France remains a country when connections matter tremendously. I know a number of people who have sought to get their child into daycare--a state institution, if not a right--who have wearied of the waiting lists and then turned to what "piston" (pull? connections?) they could exercise. Most jobs, particularly in the lower sectors, are obtained through "piston." And it seems obvious that in such a society of connections, an immigrant community might have a hell of a time breaking through.

It's even worse than that. I mentioned above that Sarkozy is a graduate of l'ENA; he is an "enarque." To take him as an exemplar, his having graduated from this school means, primarily, that he passed an arduous entrance exam when he was about 19. This system of examining exams for qualification to the elite schools was set up by Napoleon in the attempt to form a new meritocracy, but it has become more and more clear that the privileged have been able to game the system. One year in Paris, I lived next to two schools that promised to prepare students for the qualifying exams. These schools, typically, offered 1-2 intensive prep courses, and since the exam was so background-blind, the massive fees in preparation were well worth it. Obviously, the poor, uneducated, and immigrant populations that such merit-based tests--idealistically conceived, let us have no doubt--tend not to perform as well as the prepared, trained, white, bourgeois kids. And here's the tragedy: once the kids pass into the "meritocratic" system, their future is made. They are the talking heads, the scholars, the politicians, the scientists, the research fellows, etc. I've seen French scholarly books (published!) whose authors have signed their credentials with nothing more than "Diplome-[Grande Ecole]."

Oh--and if you make it into a upper-division program in a public university in France, odds are that your average professor will be cynical about your chances. They know, after all, that the grandes ecoles candidates win more slots than do the public school candidates. They know that the grandes ecoles provide tutoring, provide stipends (which enable concentration). They know that their students, knowing that their options are limited, have already turned their ambitions elsewhere.

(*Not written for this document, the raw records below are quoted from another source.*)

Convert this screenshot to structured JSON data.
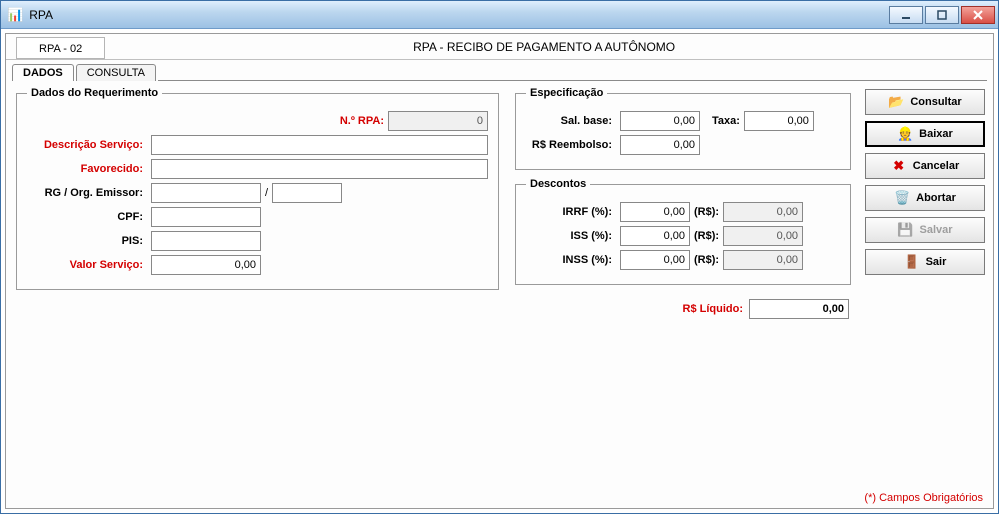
{
  "window": {
    "title": "RPA"
  },
  "header": {
    "tab": "RPA - 02",
    "title": "RPA - RECIBO DE PAGAMENTO A AUTÔNOMO"
  },
  "tabs": {
    "dados": "DADOS",
    "consulta": "CONSULTA"
  },
  "fieldsets": {
    "requerimento": "Dados do Requerimento",
    "especificacao": "Especificação",
    "descontos": "Descontos"
  },
  "labels": {
    "nrpa": "N.º RPA:",
    "descricao": "Descrição Serviço:",
    "favorecido": "Favorecido:",
    "rg": "RG / Org. Emissor:",
    "rg_sep": "/",
    "cpf": "CPF:",
    "pis": "PIS:",
    "valor": "Valor Serviço:",
    "salbase": "Sal. base:",
    "taxa": "Taxa:",
    "reembolso": "R$ Reembolso:",
    "irrf": "IRRF (%):",
    "iss": "ISS (%):",
    "inss": "INSS (%):",
    "rs": "(R$):",
    "liquido": "R$ Líquido:"
  },
  "values": {
    "nrpa": "0",
    "descricao": "",
    "favorecido": "",
    "rg": "",
    "emissor": "",
    "cpf": "",
    "pis": "",
    "valor": "0,00",
    "salbase": "0,00",
    "taxa": "0,00",
    "reembolso": "0,00",
    "irrf_pct": "0,00",
    "irrf_rs": "0,00",
    "iss_pct": "0,00",
    "iss_rs": "0,00",
    "inss_pct": "0,00",
    "inss_rs": "0,00",
    "liquido": "0,00"
  },
  "buttons": {
    "consultar": "Consultar",
    "baixar": "Baixar",
    "cancelar": "Cancelar",
    "abortar": "Abortar",
    "salvar": "Salvar",
    "sair": "Sair"
  },
  "footer": "(*) Campos Obrigatórios"
}
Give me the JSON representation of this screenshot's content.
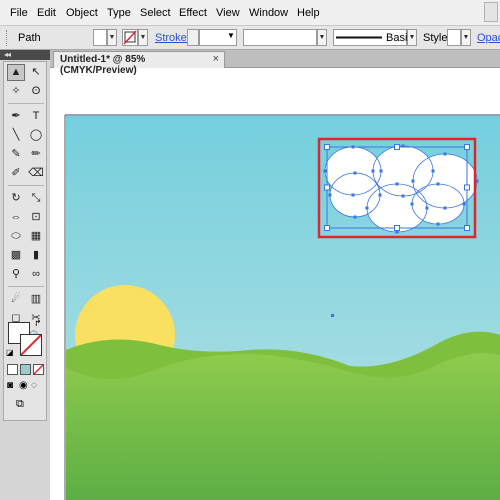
{
  "menubar": {
    "items": [
      "File",
      "Edit",
      "Object",
      "Type",
      "Select",
      "Effect",
      "View",
      "Window",
      "Help"
    ]
  },
  "controlbar": {
    "selection_type": "Path",
    "stroke_label": "Stroke:",
    "brush_label": "Basic",
    "style_label": "Style:",
    "opacity_label": "Opacity"
  },
  "document": {
    "tab_title": "Untitled-1* @ 85% (CMYK/Preview)",
    "close_glyph": "×"
  },
  "tools": [
    {
      "name": "selection-tool-icon",
      "glyph": "▲",
      "selected": true
    },
    {
      "name": "direct-selection-tool-icon",
      "glyph": "↖"
    },
    {
      "name": "magic-wand-tool-icon",
      "glyph": "✧"
    },
    {
      "name": "lasso-tool-icon",
      "glyph": "ʘ"
    },
    {
      "name": "pen-tool-icon",
      "glyph": "✒"
    },
    {
      "name": "type-tool-icon",
      "glyph": "T"
    },
    {
      "name": "line-segment-tool-icon",
      "glyph": "╲"
    },
    {
      "name": "ellipse-tool-icon",
      "glyph": "◯"
    },
    {
      "name": "paintbrush-tool-icon",
      "glyph": "✎"
    },
    {
      "name": "pencil-tool-icon",
      "glyph": "✏"
    },
    {
      "name": "blob-brush-tool-icon",
      "glyph": "✐"
    },
    {
      "name": "eraser-tool-icon",
      "glyph": "⌫"
    },
    {
      "name": "rotate-tool-icon",
      "glyph": "↻"
    },
    {
      "name": "scale-tool-icon",
      "glyph": "⤡"
    },
    {
      "name": "width-tool-icon",
      "glyph": "⇔"
    },
    {
      "name": "free-transform-tool-icon",
      "glyph": "⊡"
    },
    {
      "name": "shape-builder-tool-icon",
      "glyph": "⬭"
    },
    {
      "name": "perspective-grid-tool-icon",
      "glyph": "▦"
    },
    {
      "name": "mesh-tool-icon",
      "glyph": "▩"
    },
    {
      "name": "gradient-tool-icon",
      "glyph": "▮"
    },
    {
      "name": "eyedropper-tool-icon",
      "glyph": "⚲"
    },
    {
      "name": "blend-tool-icon",
      "glyph": "∞"
    },
    {
      "name": "symbol-sprayer-tool-icon",
      "glyph": "☄"
    },
    {
      "name": "column-graph-tool-icon",
      "glyph": "▥"
    },
    {
      "name": "artboard-tool-icon",
      "glyph": "◻"
    },
    {
      "name": "slice-tool-icon",
      "glyph": "✂"
    },
    {
      "name": "hand-tool-icon",
      "glyph": "✋"
    },
    {
      "name": "zoom-tool-icon",
      "glyph": "🔍"
    }
  ],
  "colors": {
    "sky_top": "#74cfdd",
    "sky_bottom": "#b9e3e4",
    "sun": "#f9e060",
    "hill_back": "#7fbf3e",
    "hill_front": "#8fcb4c",
    "ground_bottom": "#5cae44",
    "cloud_fill": "#ffffff",
    "selection_blue": "#3b76e0",
    "highlight_red": "#e0262c"
  }
}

Public schools provide a social status (student, which still means something in France) and a way-station, for young French citizens who might still have some hope for bettering their condition.

I'll leave it there for now, but a really, really important thing to consider is the difference between male and female reactions to being first- or second-generation. I have the impression that a substantial portion of the present discontent is about sexuality. First or second generation Maghrebines are able to buy sexy clothes and marry up and into Francais d'origine privilege, while their equivalent males are left to struggle, to complain, to rail against privilege, and to harrass and destroy what they can't have.

To wrench these musings back into the American narrative, it should be said that Islam is not a principal factor in these riots. The bored, frustrated kids propositioning and then just as rapidly insulting me on the street of Paris were not inspired by Islam--yet these kids were what my French friends referred to as "racaille," and it is very possible that such inept "drageurs" turned their frustrations into violence. These riots reflect a racism that has been brewing for a long damned time. I really don't see any Muslim content in them--unless such a content be forced upon dark-skinned, former-colonial people who otherwise would simply see themselves as advocativing for their rights.

In other words: let us tread softly on what we may not understand.